Mention the word “career” in the college presidential suite or the trustee boardroom, and all attention focuses on Wake Forest, a nationally-ranked university in North Carolina.
Rarely have colleges and universities been as effective as Wake Forest in garnering the media spotlight for innovation in work whose results can be seen only after students graduate. But for Wake, the ability to ensure the success of its graduates appears to be as important as the quality of education it provides in the classroom.
Wake Forest has changed the discourse about careers in a very strategic way. Its president, Nathan Hatch, has invested heavily in efforts to better connect education to life after graduation. He has hired a top-rate leader for this effort, Andy Chan. He has led a national conversation about re-thinking careers, in which I was privileged to moderate a session. And, he has tapped into parental concerns about the value of a college degree by asking them for even more money—this time, to support career development efforts and opportunities for their sons and daughters.
So why haven’t colleges across the country followed suit?
There are, in fact, many colleges and universities doing innovative work in careers, and salaries for career leaders in recent searches reflect the increased importance of these positions. But these schools are not the norm. Far from emulating the Wake Forest model, many institutions have gone backwards. Any career services office that didn’t see a budget cut in at least one of the last five years can consider itself lucky; the median nationwide salary of a career director in FY13 was under $70,000.
Money is often the key reason why colleges and universities don’t make the bold changes introduced at Wake Forest. But I believe the reasons are philosophical as well:
• Many institutions dislike the current push to prove the economic value of the education they provide, and believe this more vocational emphasis will diminish their academic standards.
• Colleges don’t want to reduce the budget of other departments so that more money can be invested in career services.
• Advancement offices are concerned that money raised for careers will reduce donations to other institutional priorities, even when it can be proven that dollars given to careers expand rather than reduce the development pie.
• A significant elevation in career director salaries may be perceived to cause internal equity problems if peers are in low-paid areas like Student Affairs.
Curiously, few people have made the case that securing a successful future for college graduates is just as important as admitting the right number of appropriately qualified students. One obvious reason is that most universities have Career Centers with very low visibility and don’t hold their career directors accountable for results. When graduate outcomes are considered as important on the undergraduate level as they are in professional schools, institutions may have less of a problem making the leader of the careers initiative a senior-level position, as it is at Wake Forest.
In the meantime, there are plenty of ways for colleges and universities to learn from the Wake Forest example without spending a great deal of money:
1) Change the culture. Wake Forest believes that helping students prepare for their futures requires a supportive ecosystem. That ecosystem includes faculty, alumni, parents, advisors and the students themselves. For the model to work, you need technology, and at least one person to orchestrate the “career community”, but apart from that, it’s a question of setting expectations. In most schools, it will take a presidential mandate to ensure that the career success of a college’s students is everyone’s business.

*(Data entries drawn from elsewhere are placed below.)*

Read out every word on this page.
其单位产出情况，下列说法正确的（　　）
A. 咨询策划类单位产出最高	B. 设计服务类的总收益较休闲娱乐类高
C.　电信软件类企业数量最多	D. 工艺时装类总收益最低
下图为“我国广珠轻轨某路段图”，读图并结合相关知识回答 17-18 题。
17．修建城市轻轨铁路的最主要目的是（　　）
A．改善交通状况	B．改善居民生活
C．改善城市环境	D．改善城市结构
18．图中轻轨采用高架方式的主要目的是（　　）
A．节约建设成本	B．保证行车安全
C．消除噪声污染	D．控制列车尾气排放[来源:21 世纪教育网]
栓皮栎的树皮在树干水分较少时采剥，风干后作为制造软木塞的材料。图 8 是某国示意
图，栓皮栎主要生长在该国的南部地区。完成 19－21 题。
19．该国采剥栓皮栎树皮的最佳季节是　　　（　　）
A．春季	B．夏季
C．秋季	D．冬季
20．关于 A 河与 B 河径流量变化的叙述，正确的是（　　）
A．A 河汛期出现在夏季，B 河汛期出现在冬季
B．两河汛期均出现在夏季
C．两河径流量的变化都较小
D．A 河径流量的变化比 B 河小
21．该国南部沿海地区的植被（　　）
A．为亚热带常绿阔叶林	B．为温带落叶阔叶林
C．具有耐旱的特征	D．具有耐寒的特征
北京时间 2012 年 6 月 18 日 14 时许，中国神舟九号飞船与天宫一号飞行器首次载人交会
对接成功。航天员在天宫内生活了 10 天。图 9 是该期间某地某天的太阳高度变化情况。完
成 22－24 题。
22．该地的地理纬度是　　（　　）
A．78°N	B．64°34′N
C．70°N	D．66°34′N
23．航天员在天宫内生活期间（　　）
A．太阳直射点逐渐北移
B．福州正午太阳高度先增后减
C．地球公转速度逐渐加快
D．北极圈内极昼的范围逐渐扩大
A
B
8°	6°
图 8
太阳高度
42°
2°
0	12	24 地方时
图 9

2) Reach students early and don’t make careers intimidating. Wake Forest uses a paper airplane exercise to get students’ attention at orientation, while also gathering important information on students’ career aspirations. Career activities don’t have to be fun, but such methods do address the biggest complaint of most career services offices: students don’t come in to use their services. Students will, of course, take advantage of a service if they perceive it to be valuable, convenient and a good use of their time. The best way to engage students is for them to hear accolades about an individual, service or program from fellow students.
3) Be transparent. Wake Forest’s website lays out all the statistics about what happens to its graduates—but it tells individual stories too. If you want to know where philosophy graduates found their jobs, it’s only a few clicks away. And, you can easily discover what you should be doing to prepare for your career in each of your years in college.
No college or university can implement major new career initiatives simply by following the Wake Forest model, because all institutions have their own unique cultures. But neither can they sit on the sidelines and keep doing business as usual. Families are increasingly making decisions about where their sons and daughters will matriculate based on both educational quality and career outcomes. It is time to recognize that colleges and universities can provide both.